De alguna manera, los BBS fueron los precursores de los foros web y las redes sociales, así como de servicios como el correo electrónico, servidores FTP, etc. Si bien muchos particulares mantenían sus propios BBS como un hobby, rápidamente las empresas comenzaron a ver el potencial del sistema. Algunas ofrecían soporte a sus clientes y trabajadores, y otras mostraban sus catálogos y permitían hacer pedidos a distancia. También aparecieron los BBS comerciales.

AOL, por ejemplo, comenzó con un único producto: un servicio en línea llamado Gameline para la consola videojuegos de Atari 2600. Pero en 1985 lanzó un BBS de pago para los ordenadores Commodore 64 y 128, originalmente llamado Quantum Link. Tuvo un enorme éxito, y en mayo de 1988 amplió sus servicios a los ordenadores Apple II y Macintosh. Después de cambiar el nombre a America Online, en agosto de 1988, puso en marcha un servicio para los “PC compatibles”. En AOL los usuarios podían encontrar juegos en línea, ficheros, correo, noticias, etc. En 1992 AOL lanzó la interfaz para Windows, a la vez que el mercado comenzaba a poblarse de competidores. En efecto, la popularización de los ordenadores hacía que los BBS “fuesen un buen negocio”, por lo que aparecieron otros BBS, como Prodigy, CompuServe y GEnie que comenzaron a “robarle” usuarios a AOL.

Durante los años 80 y 90 los BBS fueron muy populares.
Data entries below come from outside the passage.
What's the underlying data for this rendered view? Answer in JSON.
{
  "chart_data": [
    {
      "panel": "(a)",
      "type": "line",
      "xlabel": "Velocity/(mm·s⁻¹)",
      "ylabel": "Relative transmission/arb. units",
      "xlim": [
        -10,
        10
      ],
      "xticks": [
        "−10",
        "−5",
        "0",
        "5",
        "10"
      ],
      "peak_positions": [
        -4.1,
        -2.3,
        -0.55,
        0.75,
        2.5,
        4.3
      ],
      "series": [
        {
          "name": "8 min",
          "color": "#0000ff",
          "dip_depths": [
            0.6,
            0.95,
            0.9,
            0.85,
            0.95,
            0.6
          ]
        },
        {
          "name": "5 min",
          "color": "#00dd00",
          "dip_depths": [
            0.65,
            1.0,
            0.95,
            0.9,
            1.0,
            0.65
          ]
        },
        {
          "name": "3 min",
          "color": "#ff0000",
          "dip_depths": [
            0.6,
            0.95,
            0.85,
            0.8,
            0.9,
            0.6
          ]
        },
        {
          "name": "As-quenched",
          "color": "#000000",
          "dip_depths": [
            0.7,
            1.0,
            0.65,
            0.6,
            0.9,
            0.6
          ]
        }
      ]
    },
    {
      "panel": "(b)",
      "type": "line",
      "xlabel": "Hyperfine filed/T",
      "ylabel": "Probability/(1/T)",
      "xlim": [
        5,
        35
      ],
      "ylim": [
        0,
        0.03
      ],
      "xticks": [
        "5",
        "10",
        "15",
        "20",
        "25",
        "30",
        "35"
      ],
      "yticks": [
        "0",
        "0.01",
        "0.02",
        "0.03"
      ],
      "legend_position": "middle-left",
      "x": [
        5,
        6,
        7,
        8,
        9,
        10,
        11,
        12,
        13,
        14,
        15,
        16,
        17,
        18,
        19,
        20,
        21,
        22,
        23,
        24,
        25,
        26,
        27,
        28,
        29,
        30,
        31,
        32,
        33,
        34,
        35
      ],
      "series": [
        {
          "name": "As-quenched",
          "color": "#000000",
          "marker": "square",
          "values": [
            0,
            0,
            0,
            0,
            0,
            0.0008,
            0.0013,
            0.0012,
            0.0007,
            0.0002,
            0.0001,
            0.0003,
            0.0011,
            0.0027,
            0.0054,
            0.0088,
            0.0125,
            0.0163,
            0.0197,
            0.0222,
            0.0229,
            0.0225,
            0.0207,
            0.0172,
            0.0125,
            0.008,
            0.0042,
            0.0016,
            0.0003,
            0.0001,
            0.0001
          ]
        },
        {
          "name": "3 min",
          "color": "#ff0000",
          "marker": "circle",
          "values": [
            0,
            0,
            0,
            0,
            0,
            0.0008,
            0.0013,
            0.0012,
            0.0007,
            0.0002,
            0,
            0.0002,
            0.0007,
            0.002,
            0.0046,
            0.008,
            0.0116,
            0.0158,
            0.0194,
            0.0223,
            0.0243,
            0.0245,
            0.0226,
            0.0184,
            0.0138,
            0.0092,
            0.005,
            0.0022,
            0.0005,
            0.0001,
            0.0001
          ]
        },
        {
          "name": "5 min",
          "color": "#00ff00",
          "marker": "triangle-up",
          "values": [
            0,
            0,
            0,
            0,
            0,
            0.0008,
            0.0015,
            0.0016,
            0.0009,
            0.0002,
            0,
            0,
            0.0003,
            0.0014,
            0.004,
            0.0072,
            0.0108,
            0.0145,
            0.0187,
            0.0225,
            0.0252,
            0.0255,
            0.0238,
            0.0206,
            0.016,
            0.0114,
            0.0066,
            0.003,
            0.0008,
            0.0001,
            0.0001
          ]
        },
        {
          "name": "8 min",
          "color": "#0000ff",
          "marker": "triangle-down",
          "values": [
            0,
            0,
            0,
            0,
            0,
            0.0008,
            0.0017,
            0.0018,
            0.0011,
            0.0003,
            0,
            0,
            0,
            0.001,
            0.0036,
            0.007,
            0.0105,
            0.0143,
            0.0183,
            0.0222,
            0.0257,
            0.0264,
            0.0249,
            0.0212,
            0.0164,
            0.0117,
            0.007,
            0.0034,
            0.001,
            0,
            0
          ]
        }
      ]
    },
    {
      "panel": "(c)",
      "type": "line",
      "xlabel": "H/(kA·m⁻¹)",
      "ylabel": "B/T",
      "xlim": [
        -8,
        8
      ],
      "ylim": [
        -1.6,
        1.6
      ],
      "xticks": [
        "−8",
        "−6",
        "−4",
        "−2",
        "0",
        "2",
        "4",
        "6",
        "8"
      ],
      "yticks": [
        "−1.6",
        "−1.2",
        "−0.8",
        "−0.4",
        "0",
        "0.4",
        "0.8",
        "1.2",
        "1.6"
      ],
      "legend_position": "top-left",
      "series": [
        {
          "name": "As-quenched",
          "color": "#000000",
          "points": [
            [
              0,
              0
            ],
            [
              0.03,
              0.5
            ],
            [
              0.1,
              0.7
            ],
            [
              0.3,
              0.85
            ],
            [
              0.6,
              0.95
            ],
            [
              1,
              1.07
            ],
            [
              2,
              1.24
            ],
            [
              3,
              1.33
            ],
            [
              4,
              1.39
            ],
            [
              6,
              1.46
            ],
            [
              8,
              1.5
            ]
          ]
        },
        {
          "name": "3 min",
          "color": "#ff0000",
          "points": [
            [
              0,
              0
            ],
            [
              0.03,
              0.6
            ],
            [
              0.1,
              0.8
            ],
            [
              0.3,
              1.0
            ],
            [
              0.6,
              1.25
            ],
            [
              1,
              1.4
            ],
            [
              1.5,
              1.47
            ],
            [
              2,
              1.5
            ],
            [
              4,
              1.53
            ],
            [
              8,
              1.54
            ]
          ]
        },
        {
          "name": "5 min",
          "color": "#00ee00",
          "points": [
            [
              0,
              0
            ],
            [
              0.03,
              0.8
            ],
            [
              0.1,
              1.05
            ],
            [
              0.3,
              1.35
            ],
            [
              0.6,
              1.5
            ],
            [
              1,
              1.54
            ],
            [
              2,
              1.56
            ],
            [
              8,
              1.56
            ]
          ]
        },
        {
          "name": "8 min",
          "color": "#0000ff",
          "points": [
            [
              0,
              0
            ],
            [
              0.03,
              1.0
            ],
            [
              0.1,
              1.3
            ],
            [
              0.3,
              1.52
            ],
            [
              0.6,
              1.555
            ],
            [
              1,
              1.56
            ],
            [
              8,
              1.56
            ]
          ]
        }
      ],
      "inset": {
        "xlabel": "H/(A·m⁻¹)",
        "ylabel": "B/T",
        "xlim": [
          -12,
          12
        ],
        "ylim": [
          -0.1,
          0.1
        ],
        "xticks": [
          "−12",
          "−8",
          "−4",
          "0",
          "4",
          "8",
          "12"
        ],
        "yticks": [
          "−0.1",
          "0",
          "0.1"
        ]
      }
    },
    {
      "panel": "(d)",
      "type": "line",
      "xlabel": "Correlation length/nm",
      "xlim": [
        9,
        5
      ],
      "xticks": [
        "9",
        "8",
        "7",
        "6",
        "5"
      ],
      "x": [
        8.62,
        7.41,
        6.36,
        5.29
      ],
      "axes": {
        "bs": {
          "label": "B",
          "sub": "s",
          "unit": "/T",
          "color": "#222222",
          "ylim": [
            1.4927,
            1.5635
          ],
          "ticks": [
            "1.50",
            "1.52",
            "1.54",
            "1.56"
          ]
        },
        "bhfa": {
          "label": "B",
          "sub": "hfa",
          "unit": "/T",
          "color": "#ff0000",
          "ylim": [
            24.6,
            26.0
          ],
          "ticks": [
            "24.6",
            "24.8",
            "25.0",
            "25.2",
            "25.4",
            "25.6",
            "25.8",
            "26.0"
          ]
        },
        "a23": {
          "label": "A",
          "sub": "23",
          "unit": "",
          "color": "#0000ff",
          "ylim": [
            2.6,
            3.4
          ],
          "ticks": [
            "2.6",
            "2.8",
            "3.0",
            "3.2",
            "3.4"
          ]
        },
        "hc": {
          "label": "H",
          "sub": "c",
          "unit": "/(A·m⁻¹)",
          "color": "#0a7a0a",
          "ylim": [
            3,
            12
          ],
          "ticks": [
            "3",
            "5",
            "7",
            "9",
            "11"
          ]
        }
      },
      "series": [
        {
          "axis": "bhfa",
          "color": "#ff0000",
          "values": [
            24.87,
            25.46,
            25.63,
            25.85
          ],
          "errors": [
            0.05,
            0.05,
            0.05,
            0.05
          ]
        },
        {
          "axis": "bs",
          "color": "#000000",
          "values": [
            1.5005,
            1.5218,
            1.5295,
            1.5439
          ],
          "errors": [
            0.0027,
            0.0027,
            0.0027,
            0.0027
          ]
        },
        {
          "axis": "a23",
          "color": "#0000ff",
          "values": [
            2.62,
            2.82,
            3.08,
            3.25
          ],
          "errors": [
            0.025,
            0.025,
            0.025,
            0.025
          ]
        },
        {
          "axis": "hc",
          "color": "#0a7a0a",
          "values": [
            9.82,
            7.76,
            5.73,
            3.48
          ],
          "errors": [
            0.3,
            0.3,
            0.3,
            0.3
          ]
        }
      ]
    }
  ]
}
Se convirtieron en el punto de encuentro de aficionados a las comunicaciones y desarrolladores de software. Constituyeron los primeros sistemas públicos de intercambio de ficheros, incluyendo los primeros programas shareware o los primeros virus informáticos. Muchos curiosos, que hoy son llamados -en el correcto sentido del término- “hackers”, comenzaron sus andanzas en esa época y se comunicaban entre sí a través de los BBS. La decadencia de estos sitios comenzó con el auge de Internet. La posibilidad de acceder a ordenadores de todo el mundo al mismo costo que una llamada local hizo que muchos abandonasen los BBS y se subieran a la web.

En pocos años, los Bulletin Board System prácticamente desaparecieron, y para el 2000 había más o menos la misma cantidad de usuarios que en 1985. En la actualidad sobreviven algunos, como el español  Eye Of The Beholder BBS, pero más que nada como una curiosidad o punto de encuentro para amigos que llevan décadas reuniéndose en ellos. ¿Alguna vez te has conectado a uno de estos sistemas?